ZYPERN: DIE TÜRKEI UND DIE EU VERSPIELEN EINE KULTURELLE ÖFFNUNG Ein schwerer Rückfall

Haben Stoiber, Merkel und Pofalla es nicht schon immer gesagt? Mit der Türkei ist kein Staat zu machen, zumindest kein europäischer. Mit ihrer Weigerung, sich mit Zyperns Vertreter an einen Tisch zu setzen, hat die Türkei alle Vorurteile bestätigt. Tatsächlich kann es nicht angehen, dass ein EU-Möchtegern-Mitglied zur Anerkennung eines anderen EU-Mitglieds nicht bereit ist. Ganz abgesehen von europäischen Normen zählen zum Kanon der Union gegenseitiger Respekt und freundschaftliche Beziehungen.

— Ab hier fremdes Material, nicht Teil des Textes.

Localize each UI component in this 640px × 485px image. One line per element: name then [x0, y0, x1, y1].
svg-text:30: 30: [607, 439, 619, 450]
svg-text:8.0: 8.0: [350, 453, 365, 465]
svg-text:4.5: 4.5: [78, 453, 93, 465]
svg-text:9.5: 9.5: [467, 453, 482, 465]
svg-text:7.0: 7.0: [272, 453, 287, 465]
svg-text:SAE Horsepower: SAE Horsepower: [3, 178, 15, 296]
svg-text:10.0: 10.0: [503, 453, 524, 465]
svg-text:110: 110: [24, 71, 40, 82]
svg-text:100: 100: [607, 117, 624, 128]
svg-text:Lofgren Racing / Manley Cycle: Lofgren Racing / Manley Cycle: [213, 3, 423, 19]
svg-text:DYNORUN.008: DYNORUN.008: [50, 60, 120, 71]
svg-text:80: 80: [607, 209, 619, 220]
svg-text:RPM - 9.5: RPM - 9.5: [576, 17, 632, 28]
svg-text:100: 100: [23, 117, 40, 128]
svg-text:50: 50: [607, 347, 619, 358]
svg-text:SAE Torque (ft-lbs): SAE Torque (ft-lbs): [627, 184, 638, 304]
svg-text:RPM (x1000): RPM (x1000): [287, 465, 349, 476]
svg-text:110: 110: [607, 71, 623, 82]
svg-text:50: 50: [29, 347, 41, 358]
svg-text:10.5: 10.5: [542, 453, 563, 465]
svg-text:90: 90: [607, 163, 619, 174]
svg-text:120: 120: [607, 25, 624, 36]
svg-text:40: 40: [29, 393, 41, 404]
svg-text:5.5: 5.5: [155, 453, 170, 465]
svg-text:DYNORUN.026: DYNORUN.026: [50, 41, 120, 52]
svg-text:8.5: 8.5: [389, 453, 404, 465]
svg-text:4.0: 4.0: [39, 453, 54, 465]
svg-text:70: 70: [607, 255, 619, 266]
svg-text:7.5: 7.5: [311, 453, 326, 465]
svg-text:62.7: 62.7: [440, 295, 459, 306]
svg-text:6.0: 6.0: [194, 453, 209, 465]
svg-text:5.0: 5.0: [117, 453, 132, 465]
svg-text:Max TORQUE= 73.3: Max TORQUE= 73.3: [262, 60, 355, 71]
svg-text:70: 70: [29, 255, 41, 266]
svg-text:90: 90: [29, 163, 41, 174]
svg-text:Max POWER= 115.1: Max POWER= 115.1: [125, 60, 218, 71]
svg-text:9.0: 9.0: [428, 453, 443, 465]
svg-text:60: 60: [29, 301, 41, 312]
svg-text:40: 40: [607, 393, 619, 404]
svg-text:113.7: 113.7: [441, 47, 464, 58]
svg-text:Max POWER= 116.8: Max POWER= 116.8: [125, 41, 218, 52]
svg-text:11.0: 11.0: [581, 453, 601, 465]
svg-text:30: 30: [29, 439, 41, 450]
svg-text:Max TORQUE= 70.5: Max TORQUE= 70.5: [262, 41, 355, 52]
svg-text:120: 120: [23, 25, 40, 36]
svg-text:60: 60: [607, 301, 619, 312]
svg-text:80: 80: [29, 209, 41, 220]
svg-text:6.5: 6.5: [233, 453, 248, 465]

Doch auch wenn die Türkei derzeit alles unternimmt, um sich selbst aus dem EU-Beitrittsprozess zu verabschieden – an der jetzigen Lage sind die Europäer nicht ganz unschuldig. Als vor gut zwei Jahren ein Plan zur Wiedervereinigung Zyperns am Widerstand der griechischen Inselbewohner scheiterte, durfte die griechische Republik Zypern anschließend dennoch ihre Aufnahme in die Union feiern. Diejenigen aber, die dem neuen Staat zugestimmt hatten, wurden dafür auch noch abgestraft: Die türkischen Zyprioten blieben wirtschaftlich isoliert und abhängig von Ankara.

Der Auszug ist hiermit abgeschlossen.